I left Kettlewell at 08:00, along with several people all wearing high-viz jackets under their rucksacks. I’ve never considered hill walking to be that dangerous! It turned out they were the first of several hundred people I saw during the day, all walking some sort of charity event from Kettlewell.
Following the path by Dowber Gill Beck
There are two routes up to Hag Dyke from Kettlewell. The path that runs alongside the Beck is by far the prettier, while the other one runs across open fields and pasture. The path by the Beck also leads to Providence Pot, the start of a very popular pot-holing and caving route.
Following the path by Dowber Gill Beck
It may look a little murkey this morning, but the path by the Beck is charming; it twists and turns with the stream and climbs up and down the bank.
Approaching Providence Pot
It’s not easy to spot from this picture, but the entrance to providence Pot is a concrete man-hole cover in the middle of the Beck, almost exactly centre of this shot. This leads to Dowbergill Passage and comes out at Dow Cave about a mile away. The picture below is taken with the flash, through an access hole in the steel plate covering the entrance to the Pot. People choose to go down there! Mad sods!
The view down Providence Pot
The cut-back path to Hag Dyke
The trig point on Great Whernside
It was windy on top and I had to don my fleece to prevent cooling down too much. It had been drizzling very slightly for a while now and had obviously been raining overnight as there was a lot of standing water. So much for the summer.
Bird life a-plenty today
There were so many birds around today, so much more than you see in the Lakes. This was the only picture I managed to take of the birds that went “peep”. There were hundreds of these things, always just out of sight, but going “peep” all the time. There were also a load of birds that went “peep peep”. These were different birds, not just the “peep” birds calling twice. There were also big brown birds with long curved beaks that called an intricate whistle. It was all very baffling as you can tell and quite noisy 🙂
The wall at Black Dike
Looking down on Great Hunters Sleets
Lazy grouse, running away – this bird refused to fly, maybe it was too young?
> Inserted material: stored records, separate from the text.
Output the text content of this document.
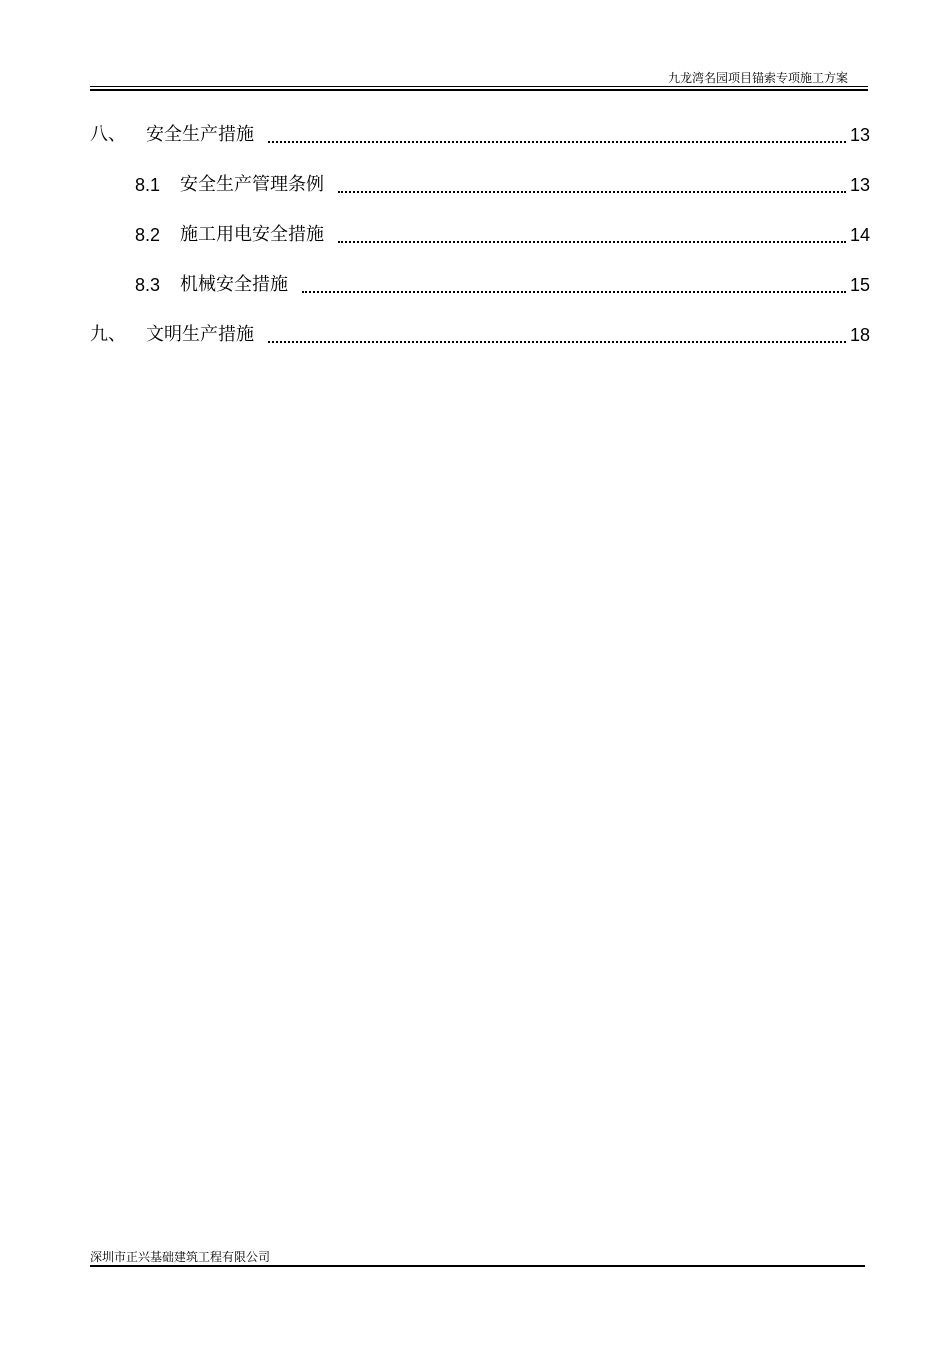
九龙湾名园项目锚索专项施工方案
八、	安全生产措施	13
8.1	安全生产管理条例	13
8.2	施工用电安全措施	14
8.3	机械安全措施	15
九、	文明生产措施	18
深圳市正兴基础建筑工程有限公司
On approach to Buckden Pike
It got rather muddy in places
“Fox” Memorial on Buckden Pike
The story goes that a Polish RAF aircrew crashed on the hillside in a fierce snowstorm in late January 1942. Four of the crew died on impact, the radio operator was in really bad condition and the rear gunner suffered a broken ankle. In order to save his colleague, the gunner realised he had to go for help, so he wrapped the radio operator in a parachute, grabbed a piece of wreckage as a crutch and stumbled off into the blizzard. Not knowing which direction to take he took the path of least resistance and put the wind at his back. After a short while he saw the footprints of a fox, heading across his path. He knew that the fox would be heading for a farm; for possible food and shelter, so he followed the tracks as best he could down the hillside. He eventually found rescue at the White Lion Inn in Cray. Sergeant Joseph Fusniak was awarded the British Empire Medal, but could not be considered the luckiest man in the RAF as he was shot down 5 months later over Germany and spent the rest of the war in POW camp.
The trig point on Buckden Pike
The path down to Buckden
Entering Buckden village
The bridge over the Wharfe just outside Buckden
Just two of the souls walking the Dales Way today
Field barn and summer flowers – where else could it be but the Dales?